The term “about” as used herein can allow for a degree of variability in a value or range, for example, within 10%, within 5%, or within 1% of a stated value or of a stated limit of a range and includes the exact stated value or range. The term “substantially” as used herein refers to a majority of, or mostly, as in at least about 50%, 60%, 70%, 80%, 90%, 95%, 96%, 97%, 98%, 99%, 99.5%, 99.9%, 99.99%, or at least about 99.999% or more, or 100%.

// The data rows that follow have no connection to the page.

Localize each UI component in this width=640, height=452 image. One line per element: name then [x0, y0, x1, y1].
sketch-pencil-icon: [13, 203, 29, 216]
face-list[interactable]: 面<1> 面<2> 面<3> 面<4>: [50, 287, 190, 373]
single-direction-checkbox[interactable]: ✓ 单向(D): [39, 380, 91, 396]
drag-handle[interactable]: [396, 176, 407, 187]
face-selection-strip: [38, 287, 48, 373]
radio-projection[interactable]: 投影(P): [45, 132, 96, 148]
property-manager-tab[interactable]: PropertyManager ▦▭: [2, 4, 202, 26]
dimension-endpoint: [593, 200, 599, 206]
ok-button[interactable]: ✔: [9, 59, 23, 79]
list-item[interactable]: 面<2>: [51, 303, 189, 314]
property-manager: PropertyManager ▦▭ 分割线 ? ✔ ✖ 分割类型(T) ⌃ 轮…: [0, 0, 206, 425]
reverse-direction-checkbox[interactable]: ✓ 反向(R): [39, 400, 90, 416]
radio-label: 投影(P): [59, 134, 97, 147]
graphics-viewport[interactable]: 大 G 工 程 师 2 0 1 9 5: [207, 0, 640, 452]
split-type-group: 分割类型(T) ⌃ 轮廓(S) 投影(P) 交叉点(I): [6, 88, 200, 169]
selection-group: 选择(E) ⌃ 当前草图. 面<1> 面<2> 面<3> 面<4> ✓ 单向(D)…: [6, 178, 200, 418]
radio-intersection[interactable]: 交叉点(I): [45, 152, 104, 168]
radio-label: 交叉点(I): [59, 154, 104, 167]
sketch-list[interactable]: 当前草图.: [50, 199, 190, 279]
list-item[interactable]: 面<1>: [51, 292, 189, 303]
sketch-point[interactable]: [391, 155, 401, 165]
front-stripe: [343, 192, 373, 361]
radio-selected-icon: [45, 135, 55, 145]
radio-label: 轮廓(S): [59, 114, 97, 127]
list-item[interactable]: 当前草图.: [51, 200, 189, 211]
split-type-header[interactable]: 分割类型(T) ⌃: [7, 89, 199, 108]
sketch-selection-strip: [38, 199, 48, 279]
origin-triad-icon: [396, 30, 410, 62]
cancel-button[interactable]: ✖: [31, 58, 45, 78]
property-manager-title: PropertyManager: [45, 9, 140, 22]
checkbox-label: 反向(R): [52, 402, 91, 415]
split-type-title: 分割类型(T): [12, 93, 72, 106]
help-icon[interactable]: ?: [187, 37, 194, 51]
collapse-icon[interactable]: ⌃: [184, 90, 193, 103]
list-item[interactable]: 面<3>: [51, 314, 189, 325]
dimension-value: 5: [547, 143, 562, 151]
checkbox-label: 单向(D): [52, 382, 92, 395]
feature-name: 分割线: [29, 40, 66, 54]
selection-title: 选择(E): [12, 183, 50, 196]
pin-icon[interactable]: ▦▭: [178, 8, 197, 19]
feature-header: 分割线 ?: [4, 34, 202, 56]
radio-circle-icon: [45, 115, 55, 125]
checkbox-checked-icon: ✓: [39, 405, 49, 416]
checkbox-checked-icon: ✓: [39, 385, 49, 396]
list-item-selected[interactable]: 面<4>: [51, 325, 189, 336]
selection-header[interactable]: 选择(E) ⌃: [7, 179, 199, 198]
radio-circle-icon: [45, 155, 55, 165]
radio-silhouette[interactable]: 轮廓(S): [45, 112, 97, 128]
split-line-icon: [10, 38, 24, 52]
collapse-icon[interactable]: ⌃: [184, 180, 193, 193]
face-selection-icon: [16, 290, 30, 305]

All publications and patent applications in this specification are indicative of the level of ordinary skill in the art to which this technology pertains. All publications and patent applications are herein incorporated by reference to the same extent as if each individual publication or patent application was specifically and individually indicated by reference. In the event that any inconsistency exists between the disclosure of the present application and the disclosure(s) of any document incorporated herein by reference, the disclosure of the present application shall govern.

This application is intended to cover adaptations or variations of the present subject matter. It is to be understood that the above description is intended to be illustrative, and not restrictive, and the claims are not limited to the illustrative embodiments as set forth herein.